Sub-lambda-rings of tensor products

[torstein-vik]

Conjecture: if $R, S$ are $\lambda$-rings and $X, Y$ respectively sub-$\lambda$-rings, then $X \otimes Y$ is a sub-$\lambda$-ring of $R \otimes S$.

Conjecture: if $R, S$ are $\lambda$-rings and $A$ is a sub-$\lambda$-ring of $R \otimes S$ then there exist $X, Y$ resp. sub-$\lambda$-rings of $R$ and $S$ such that $A \cong X \otimes Y$. Furthermore, $X$ is the pullback of $R \to R \otimes S$ and $U \to R \otimes S$ and $Y$ is the pullback of $S \to R \otimes S$ and $U \to R \otimes S$.

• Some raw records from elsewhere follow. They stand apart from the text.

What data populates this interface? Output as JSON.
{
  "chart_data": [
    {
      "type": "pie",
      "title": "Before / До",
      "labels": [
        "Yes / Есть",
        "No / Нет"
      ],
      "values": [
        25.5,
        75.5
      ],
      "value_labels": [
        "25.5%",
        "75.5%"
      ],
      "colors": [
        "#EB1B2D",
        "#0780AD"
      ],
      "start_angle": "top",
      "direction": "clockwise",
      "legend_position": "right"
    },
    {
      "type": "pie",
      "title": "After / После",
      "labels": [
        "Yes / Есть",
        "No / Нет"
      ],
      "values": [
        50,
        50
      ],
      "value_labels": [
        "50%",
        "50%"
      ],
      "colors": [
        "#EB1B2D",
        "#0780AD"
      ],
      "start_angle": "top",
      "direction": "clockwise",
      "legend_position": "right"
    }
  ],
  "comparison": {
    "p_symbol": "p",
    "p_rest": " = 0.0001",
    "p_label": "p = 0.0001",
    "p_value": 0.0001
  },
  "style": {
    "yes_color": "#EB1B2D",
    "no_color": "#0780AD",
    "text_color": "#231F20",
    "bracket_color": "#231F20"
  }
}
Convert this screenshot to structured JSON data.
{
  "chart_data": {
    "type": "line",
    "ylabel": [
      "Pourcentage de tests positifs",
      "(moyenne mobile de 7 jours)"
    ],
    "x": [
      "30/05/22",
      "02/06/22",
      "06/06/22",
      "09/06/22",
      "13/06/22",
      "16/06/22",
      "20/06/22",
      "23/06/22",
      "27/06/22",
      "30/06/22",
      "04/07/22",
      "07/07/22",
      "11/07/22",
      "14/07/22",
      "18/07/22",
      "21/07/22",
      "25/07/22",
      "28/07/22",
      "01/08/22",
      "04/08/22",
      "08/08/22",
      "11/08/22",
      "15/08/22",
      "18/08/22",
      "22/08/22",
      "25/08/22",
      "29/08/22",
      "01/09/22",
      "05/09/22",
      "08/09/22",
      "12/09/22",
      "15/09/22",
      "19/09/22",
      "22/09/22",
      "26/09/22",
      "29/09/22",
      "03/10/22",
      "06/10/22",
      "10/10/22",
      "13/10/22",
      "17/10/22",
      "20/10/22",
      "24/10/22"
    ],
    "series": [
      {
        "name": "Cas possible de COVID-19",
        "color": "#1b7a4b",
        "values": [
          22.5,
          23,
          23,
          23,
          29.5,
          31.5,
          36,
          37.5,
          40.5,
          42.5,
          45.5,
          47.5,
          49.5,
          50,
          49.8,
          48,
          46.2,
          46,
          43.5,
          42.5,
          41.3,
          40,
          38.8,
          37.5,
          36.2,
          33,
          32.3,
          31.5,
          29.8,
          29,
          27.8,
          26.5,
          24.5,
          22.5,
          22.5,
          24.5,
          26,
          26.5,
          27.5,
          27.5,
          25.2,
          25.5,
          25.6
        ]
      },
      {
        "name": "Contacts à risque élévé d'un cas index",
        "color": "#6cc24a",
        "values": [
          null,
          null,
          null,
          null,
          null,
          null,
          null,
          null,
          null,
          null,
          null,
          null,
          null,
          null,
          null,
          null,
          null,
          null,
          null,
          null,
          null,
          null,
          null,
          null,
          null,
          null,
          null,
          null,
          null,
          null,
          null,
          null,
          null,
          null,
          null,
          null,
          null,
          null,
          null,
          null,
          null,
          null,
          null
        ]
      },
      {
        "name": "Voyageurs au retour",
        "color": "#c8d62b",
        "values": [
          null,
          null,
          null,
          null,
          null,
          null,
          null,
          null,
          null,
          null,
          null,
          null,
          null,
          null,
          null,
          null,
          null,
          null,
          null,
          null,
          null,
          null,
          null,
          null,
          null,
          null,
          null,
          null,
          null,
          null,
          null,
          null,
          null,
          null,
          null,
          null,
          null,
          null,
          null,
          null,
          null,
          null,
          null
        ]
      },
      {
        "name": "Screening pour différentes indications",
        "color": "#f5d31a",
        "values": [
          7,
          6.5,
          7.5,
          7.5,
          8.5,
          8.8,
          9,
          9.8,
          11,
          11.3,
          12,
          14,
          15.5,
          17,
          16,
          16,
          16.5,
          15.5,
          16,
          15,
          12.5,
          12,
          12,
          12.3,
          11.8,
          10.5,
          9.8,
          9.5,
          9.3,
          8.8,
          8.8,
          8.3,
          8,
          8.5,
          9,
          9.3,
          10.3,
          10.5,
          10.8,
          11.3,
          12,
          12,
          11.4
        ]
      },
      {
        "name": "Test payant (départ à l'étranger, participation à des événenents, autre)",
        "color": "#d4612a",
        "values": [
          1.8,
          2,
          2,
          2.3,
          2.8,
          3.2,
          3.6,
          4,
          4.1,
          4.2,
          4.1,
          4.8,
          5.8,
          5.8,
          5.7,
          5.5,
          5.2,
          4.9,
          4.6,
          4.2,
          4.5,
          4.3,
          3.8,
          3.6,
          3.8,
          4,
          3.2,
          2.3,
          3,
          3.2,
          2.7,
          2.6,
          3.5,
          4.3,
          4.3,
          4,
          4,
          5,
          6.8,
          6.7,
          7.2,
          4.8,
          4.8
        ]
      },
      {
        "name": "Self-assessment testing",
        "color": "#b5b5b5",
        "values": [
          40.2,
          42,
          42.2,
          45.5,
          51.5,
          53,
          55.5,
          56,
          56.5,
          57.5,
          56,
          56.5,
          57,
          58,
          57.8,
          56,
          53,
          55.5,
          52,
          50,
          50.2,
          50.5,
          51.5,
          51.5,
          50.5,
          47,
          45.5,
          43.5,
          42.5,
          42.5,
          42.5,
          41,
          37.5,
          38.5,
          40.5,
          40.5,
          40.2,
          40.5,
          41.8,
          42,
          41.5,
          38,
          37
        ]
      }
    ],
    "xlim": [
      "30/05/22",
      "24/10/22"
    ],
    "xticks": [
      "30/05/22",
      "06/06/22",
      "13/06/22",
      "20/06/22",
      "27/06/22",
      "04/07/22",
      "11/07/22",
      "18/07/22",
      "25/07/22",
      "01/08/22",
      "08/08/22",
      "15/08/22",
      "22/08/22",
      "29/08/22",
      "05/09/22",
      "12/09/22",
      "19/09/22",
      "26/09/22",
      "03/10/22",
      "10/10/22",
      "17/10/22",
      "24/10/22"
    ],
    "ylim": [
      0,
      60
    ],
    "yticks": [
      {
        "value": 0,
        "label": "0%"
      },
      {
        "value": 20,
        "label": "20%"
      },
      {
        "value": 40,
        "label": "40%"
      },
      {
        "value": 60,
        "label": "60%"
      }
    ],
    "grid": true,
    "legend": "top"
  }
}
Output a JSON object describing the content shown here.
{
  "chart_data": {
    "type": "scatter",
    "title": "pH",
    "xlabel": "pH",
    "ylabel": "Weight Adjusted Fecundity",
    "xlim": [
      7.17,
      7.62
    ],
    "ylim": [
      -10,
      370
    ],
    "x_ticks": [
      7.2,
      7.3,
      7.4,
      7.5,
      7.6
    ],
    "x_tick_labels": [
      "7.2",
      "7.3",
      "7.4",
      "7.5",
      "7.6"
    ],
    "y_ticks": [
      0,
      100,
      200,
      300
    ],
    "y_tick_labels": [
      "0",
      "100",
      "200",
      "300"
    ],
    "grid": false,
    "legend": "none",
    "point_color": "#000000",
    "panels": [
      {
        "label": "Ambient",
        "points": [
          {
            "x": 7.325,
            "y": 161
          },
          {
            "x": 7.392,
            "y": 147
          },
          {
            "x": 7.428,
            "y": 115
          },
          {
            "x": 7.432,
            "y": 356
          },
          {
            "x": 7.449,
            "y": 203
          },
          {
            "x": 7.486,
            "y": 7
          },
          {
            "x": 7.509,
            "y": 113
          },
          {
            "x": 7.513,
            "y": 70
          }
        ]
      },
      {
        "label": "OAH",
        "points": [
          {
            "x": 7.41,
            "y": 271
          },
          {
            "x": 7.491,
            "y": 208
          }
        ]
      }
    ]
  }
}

Final Conjecture: the category of sub-$\lambda$-rings of $R \otimes S$ is equivalent to the prodct category of sub-$\lambda$-rings of $R$ and sub-$\lambda$-rings of $S$.

[torstein-vik]

I believe that the first conjecture in the augmented case can be proven using a version of the monic four-lemma.

This is because we have a morphism $R \otimes S \to S$ given by $id \otimes \epsilon$ where $\epsilon$ is the augmentation. From this we can construct a composition $R \to R \otimes S \to S$ which maps $x$ to $\epsilon(x)$, which is kinda close to being exact... not really but at least if we have $0$ on the right we get that there must be something on the left, which is the most important part of the monic four-lemma.

[torstein-vik]

For the second conjecture (again $R$ and $S$ augmented), we can provide an injective homomorphism $P_1 \otimes P_2 \to A$ but I still don't know how to prove that this map is surjective (it certainly feels that way though)

The morphism is given by $P_1$ and $P_2$ both having morphisms to $A$, and then using that tensor product is the coproduct

To prove the morphism is injective, we employ a similar technique as in the previous comment, forming exact sequences: $$\mathbb{Z} \hookrightarrow R \hookrightarrow R \otimes S \to S \to \mathbb{Z}$$ $$\mathbb{Z} \hookrightarrow P_1 \hookrightarrow P_1 \otimes P_2 \to P_2 \to \mathbb{Z}$$ (where in both cases the latter two are surjective)

and then adding pullback-morphisms $P_1 \hookrightarrow R$ and $P_2 \hookrightarrow S$, as well as the universal morphism $\mu : P_1 \otimes P_2 \to A$, the given embedding $f : A \hookrightarrow R \otimes S$ and finally the pullback-morphism $P_1 \to A$. This will allow us to use a simple diagram-chase and end up with $\mu$ injective.